News from the Front Porch Republic
Greetings from the Porch,
I'm in the midst of the end-of-semester grading deluge. It's not my favorite time of year, but despite the challenges, it's always encouraging to see what students have learned over the course of the semester and to see the fruits of our conversations and work.
- In this week's Water Dipper I recommend essays about reading, chatbots, and home.
- David Bannon considers the sorrows that often surface on Mother's Day: "Our mothers and our children will always be part of our lives, in life and death. Surprisingly, grief does not dominate our existence, it informs it."
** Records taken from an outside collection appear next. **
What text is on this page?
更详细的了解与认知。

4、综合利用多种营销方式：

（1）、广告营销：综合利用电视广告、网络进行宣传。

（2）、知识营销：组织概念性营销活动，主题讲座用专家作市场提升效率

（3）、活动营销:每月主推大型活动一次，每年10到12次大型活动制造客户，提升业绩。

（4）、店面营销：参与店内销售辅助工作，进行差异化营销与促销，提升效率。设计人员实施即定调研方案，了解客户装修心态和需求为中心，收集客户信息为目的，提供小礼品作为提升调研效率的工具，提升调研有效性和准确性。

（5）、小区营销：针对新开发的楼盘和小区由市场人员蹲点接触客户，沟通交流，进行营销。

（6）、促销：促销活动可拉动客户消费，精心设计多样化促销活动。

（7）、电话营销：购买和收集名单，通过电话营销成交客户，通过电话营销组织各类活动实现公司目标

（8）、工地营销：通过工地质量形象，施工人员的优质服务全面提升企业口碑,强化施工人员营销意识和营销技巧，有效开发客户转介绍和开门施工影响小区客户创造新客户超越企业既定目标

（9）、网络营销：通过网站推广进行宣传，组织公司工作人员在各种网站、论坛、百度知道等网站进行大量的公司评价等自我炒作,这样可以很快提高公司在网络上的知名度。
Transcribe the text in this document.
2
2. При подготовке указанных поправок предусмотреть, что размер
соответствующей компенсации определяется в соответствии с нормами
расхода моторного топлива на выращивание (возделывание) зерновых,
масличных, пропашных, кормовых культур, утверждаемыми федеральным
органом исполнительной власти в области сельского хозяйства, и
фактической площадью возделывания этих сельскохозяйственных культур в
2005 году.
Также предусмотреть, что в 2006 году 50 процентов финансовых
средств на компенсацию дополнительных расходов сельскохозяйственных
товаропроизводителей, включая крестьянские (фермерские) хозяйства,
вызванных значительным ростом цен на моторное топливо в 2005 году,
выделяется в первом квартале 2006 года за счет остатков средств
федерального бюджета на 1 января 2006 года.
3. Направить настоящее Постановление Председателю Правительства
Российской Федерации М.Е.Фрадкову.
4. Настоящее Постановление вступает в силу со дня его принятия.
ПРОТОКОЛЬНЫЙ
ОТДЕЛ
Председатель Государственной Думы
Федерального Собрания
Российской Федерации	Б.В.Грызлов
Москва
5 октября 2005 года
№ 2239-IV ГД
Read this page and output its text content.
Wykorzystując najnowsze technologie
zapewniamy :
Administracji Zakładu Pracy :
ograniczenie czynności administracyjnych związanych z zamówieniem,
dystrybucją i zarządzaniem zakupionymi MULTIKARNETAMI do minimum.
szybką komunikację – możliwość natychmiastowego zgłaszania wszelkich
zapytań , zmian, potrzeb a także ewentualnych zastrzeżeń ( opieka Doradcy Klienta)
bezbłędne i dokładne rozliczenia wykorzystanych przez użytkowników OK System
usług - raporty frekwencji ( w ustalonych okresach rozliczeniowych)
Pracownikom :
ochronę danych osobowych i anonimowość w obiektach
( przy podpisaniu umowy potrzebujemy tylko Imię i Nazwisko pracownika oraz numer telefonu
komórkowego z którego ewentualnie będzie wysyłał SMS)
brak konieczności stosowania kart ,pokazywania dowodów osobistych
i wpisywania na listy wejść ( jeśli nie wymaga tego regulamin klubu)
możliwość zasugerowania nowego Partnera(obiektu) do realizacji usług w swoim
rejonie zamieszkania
- Eric Scheske unpacks Iain McGilchrist's cultural analysis and looks for ways to strengthen our right hemispheres: "In our daily lives, we need activities that aren’t driven by our left hemispheres. We need leisure (as understood by Josef Pieper). We need to waste time. We need to do nothing . . . a thing that rankles the left hemisphere’s productive disposition."
- Elizabeth Stice offers smart advice for marketing the liberal arts: "Let’s point to the wiser and the well off and ask people if they want what those people have–often they do. Many times, those people have a love for the liberal arts."
- Michael Strand describes the importance of human-centered architecture: "Arched doorways, private courtyards, personal craftsmanship, a sense of place, and almost everything else we love about buildings has been taken away by the modernist ethos intent on depriving the public of a choice, as architects are left unchecked to focus more on how their buildings look in magazines than on how the people using them feel."
- Matthew Boedy peruses his father's CV and reflects on how we weigh a life's significance: "Reading for the shape of a life can be medicinal, especially when we allow that life to diagnose and heal ourselves. And maybe then that understanding can encourage doctors of all kinds–but especially scholars of the humanities–to think differently about their life."
- John Murdock interviews Nancy French on the latest episode of the Brass Spittoon podcast: "Longtime ghostwriter Nancy French tells her own tale in Ghosted: An American Life. French was raised in rural Tennessee and would later provide the words behind famous talking heads but found her own enchanting voice amid political and personal tumult."
I recently read Thomas Nagel's slim and incisive Mind and Cosmos: Why the Materialist Neo-Darwinian Conception of Nature Is Almost Certainly False. As advances in AI fuel new conversations about whether consciousness can be reduced to the brain (and hence replicated in silicon), Nagel's philosophical argument for the irreducible mysteries of human consciousness, and of the material world as a whole, becomes newly essential:
The world is an astonishing place, and the idea that we have in our possession the basic tools needed to understand it is no more credible now than it was in Aristotle’s day. That it has produced you, and me, and the rest of us is the most astonishing thing about it. If contemporary research in molecular biology leaves open the possibility of legitimate doubts about a fully mechanistic account of the origin and evolution of life, dependent only on the laws of chemistry and physics, this can combine with the failure of psychophysical reductionism to suggest that principles of a different kind are also at work in the history of nature, principles of the growth of order that are in their logical form teleological rather than mechanistic. I realize that such doubts will strike many people as outrageous, but that is because almost everyone in our secular culture has been browbeaten into regarding the reductive research program as sacrosanct, on the ground that anything else would not be science.